Molloy is a novel by Samuel Beckett written in French and first published by Paris-based Les Éditions de Minuit in 1951. The English translation, published in 1955, is by Beckett and Patrick Bowles.

On first appearance the book concerns two different characters, both of whom have interior monologues in the book. As the story moves along the two characters are distinguished by name only as their experiences and thoughts are similar. The novel is set in an indeterminate place, most often identified with the Ireland of Beckett's birth. It was written in Paris, along with the other two books (Malone Dies and The Unnamable) of 'The Trilogy', between 1946 and 1950. 'The Trilogy' is generally considered to be one of the most important literary works of the 20th century, and the most important non-dramatic work in Beckett's oeuvre.

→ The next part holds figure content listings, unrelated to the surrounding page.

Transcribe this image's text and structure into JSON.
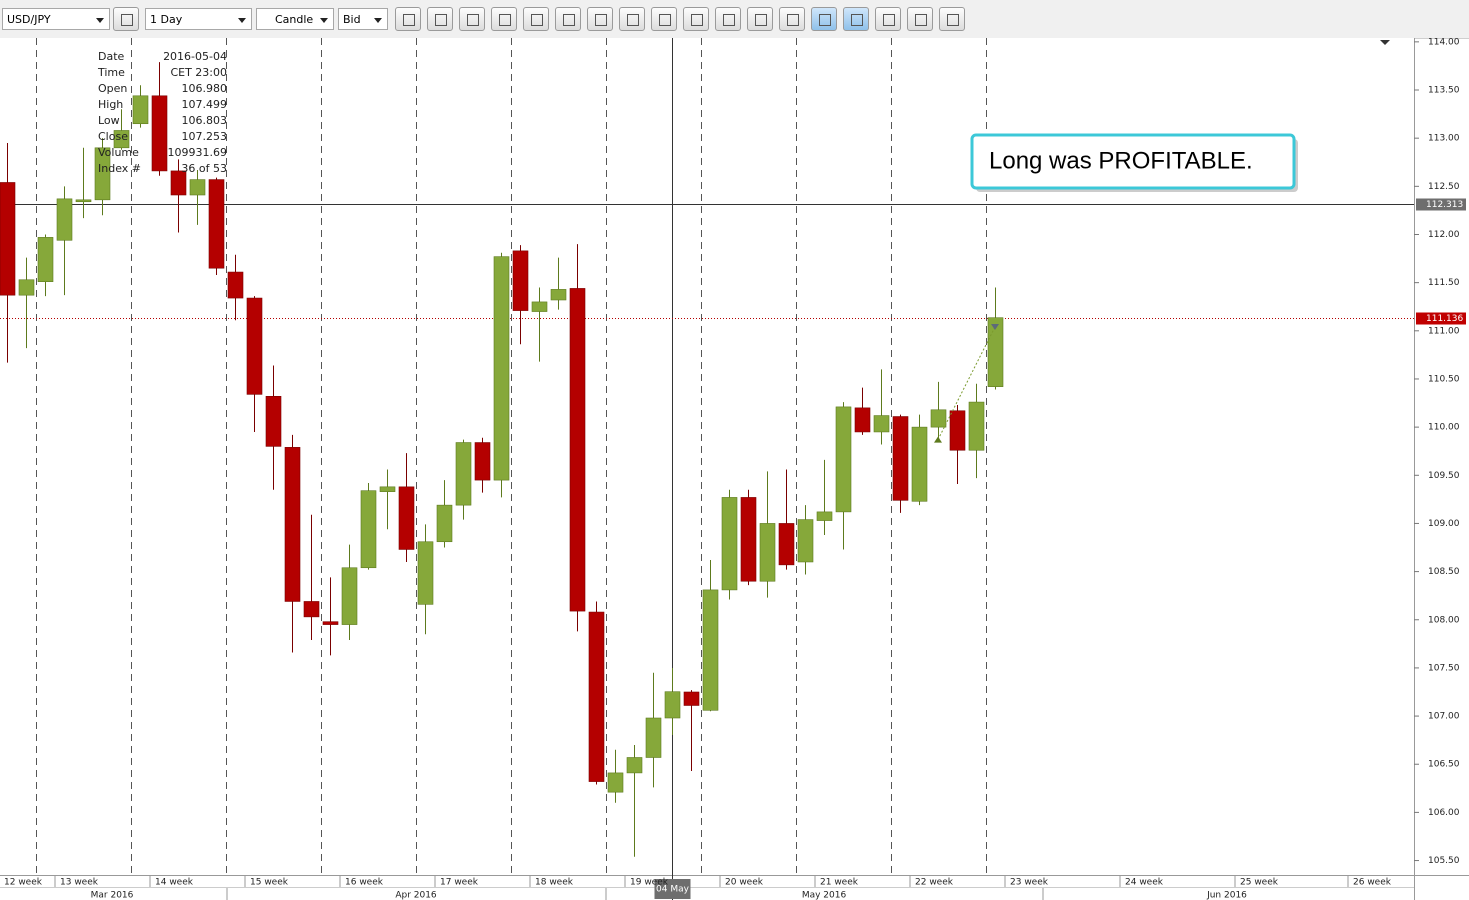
{
  "toolbar": {
    "symbol": "USD/JPY",
    "period": "1 Day",
    "chart_style": "Candle",
    "price_side": "Bid"
  },
  "data_window": {
    "labels": [
      "Date",
      "Time",
      "Open",
      "High",
      "Low",
      "Close",
      "Volume",
      "Index #"
    ],
    "values": [
      "2016-05-04",
      "CET 23:00",
      "106.980",
      "107.499",
      "106.803",
      "107.253",
      "109931.69",
      "36 of 53"
    ]
  },
  "chart_data": {
    "type": "candlestick",
    "annotation": "Long was PROFITABLE.",
    "open": [
      112.54,
      111.37,
      111.51,
      111.94,
      112.34,
      112.36,
      112.9,
      113.15,
      113.44,
      112.66,
      112.41,
      112.57,
      111.61,
      111.34,
      110.32,
      109.79,
      108.19,
      107.98,
      107.95,
      108.54,
      109.33,
      109.38,
      108.16,
      108.81,
      109.19,
      109.84,
      109.45,
      111.83,
      111.2,
      111.32,
      111.44,
      108.08,
      106.21,
      106.41,
      106.57,
      106.98,
      107.25,
      107.06,
      108.31,
      109.27,
      108.4,
      109.0,
      108.6,
      109.03,
      109.12,
      110.2,
      109.95,
      110.11,
      109.23,
      110.0,
      110.17,
      109.76,
      110.42
    ],
    "high": [
      112.95,
      111.76,
      112.0,
      112.5,
      112.9,
      113.0,
      113.3,
      113.55,
      113.79,
      112.78,
      112.67,
      112.59,
      111.79,
      111.36,
      110.64,
      109.92,
      109.09,
      108.44,
      108.78,
      109.42,
      109.56,
      109.73,
      108.99,
      109.45,
      109.87,
      109.89,
      111.81,
      111.89,
      111.45,
      111.76,
      111.9,
      108.19,
      106.65,
      106.7,
      107.45,
      107.499,
      107.27,
      108.62,
      109.35,
      109.35,
      109.54,
      109.56,
      109.19,
      109.66,
      110.26,
      110.41,
      110.6,
      110.13,
      110.13,
      110.47,
      110.23,
      110.45,
      111.45
    ],
    "low": [
      110.67,
      110.82,
      111.36,
      111.37,
      112.17,
      112.2,
      112.88,
      113.11,
      112.61,
      112.02,
      112.1,
      111.58,
      111.11,
      109.95,
      109.35,
      107.66,
      107.79,
      107.63,
      107.79,
      108.52,
      108.94,
      108.6,
      107.85,
      108.75,
      109.04,
      109.32,
      109.27,
      110.86,
      110.68,
      111.22,
      107.88,
      106.29,
      106.1,
      105.54,
      106.26,
      106.803,
      106.43,
      107.05,
      108.21,
      108.36,
      108.23,
      108.52,
      108.47,
      108.88,
      108.73,
      109.92,
      109.82,
      109.11,
      109.19,
      109.87,
      109.41,
      109.47,
      110.39
    ],
    "close": [
      111.37,
      111.53,
      111.97,
      112.37,
      112.36,
      112.9,
      113.08,
      113.44,
      112.66,
      112.41,
      112.57,
      111.65,
      111.34,
      110.34,
      109.8,
      108.19,
      108.03,
      107.95,
      108.54,
      109.34,
      109.38,
      108.73,
      108.81,
      109.19,
      109.84,
      109.45,
      111.77,
      111.21,
      111.3,
      111.43,
      108.09,
      106.32,
      106.41,
      106.57,
      106.98,
      107.253,
      107.11,
      108.31,
      109.27,
      108.4,
      109.0,
      108.57,
      109.04,
      109.12,
      110.21,
      109.95,
      110.12,
      109.24,
      110.0,
      110.18,
      109.76,
      110.26,
      111.136
    ],
    "colors": {
      "up": "#86a83a",
      "down": "#b40000"
    },
    "ylim": [
      105.35,
      114.04
    ],
    "yticks": [
      {
        "value": 105.5,
        "label": "105.50"
      },
      {
        "value": 106,
        "label": "106.00"
      },
      {
        "value": 106.5,
        "label": "106.50"
      },
      {
        "value": 107,
        "label": "107.00"
      },
      {
        "value": 107.5,
        "label": "107.50"
      },
      {
        "value": 108,
        "label": "108.00"
      },
      {
        "value": 108.5,
        "label": "108.50"
      },
      {
        "value": 109,
        "label": "109.00"
      },
      {
        "value": 109.5,
        "label": "109.50"
      },
      {
        "value": 110,
        "label": "110.00"
      },
      {
        "value": 110.5,
        "label": "110.50"
      },
      {
        "value": 111,
        "label": "111.00"
      },
      {
        "value": 111.5,
        "label": "111.50"
      },
      {
        "value": 112,
        "label": "112.00"
      },
      {
        "value": 112.5,
        "label": "112.50"
      },
      {
        "value": 113,
        "label": "113.00"
      },
      {
        "value": 113.5,
        "label": "113.50"
      },
      {
        "value": 114,
        "label": "114.00"
      }
    ],
    "week_labels": [
      "12 week",
      "13 week",
      "14 week",
      "15 week",
      "16 week",
      "17 week",
      "18 week",
      "19 week",
      "20 week",
      "21 week",
      "22 week",
      "23 week",
      "24 week",
      "25 week",
      "26 week"
    ],
    "month_labels": [
      "Mar 2016",
      "Apr 2016",
      "May 2016",
      "Jun 2016"
    ],
    "crosshair": {
      "candle": 36,
      "price": 112.313,
      "label": "04 May"
    },
    "last_price": 111.136,
    "trade": {
      "entry_candle": 50,
      "entry_price": 109.87,
      "exit_candle": 53,
      "exit_price": 111.04
    }
  }
}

The majority of the first chapter is made up of Molloy's inner musings interspersed with the action of the plot. It is split into two paragraphs. The first is less than two pages long; the second paragraph lasts for over eighty pages. In the first we are given a vague idea of the setting Molloy is writing in. We are told that he now lives in his mother's room, though how he arrived there or whether his mother died before or during his stay is apparently forgotten. There is also a man who arrives every Sunday to pick up what Molloy has written and bring back what he had taken last week returning them "marked with signs" though Molloy never cares to read them. He describes that his purpose while writing is to "speak of the things that are left, say [his] goodbyes, finish dying." In the second paragraph he describes a journey he had taken some time earlier, before he came there, to find his mother. He spends much of it on his bicycle, gets arrested for resting on it in a way that is considered lewd, but is unceremoniously released. From town to anonymous town and across anonymous countryside, he encounters a succession of bizarre characters: an elderly man with a stick; a policeman; a charity worker; a woman whose dog he kills running over it with a bike (her name is never completely determined: "a Mrs Loy... or Lousse, I forget, Christian name something like Sophie"), and one whom he falls in love with ("Ruth" or maybe "Edith"); He abandons his bicycle (which he will not call "bike"), walks in no certain direction, meeting "a young old man"; a charcoal-burner living in the woods, whom he attacks and savagely beats.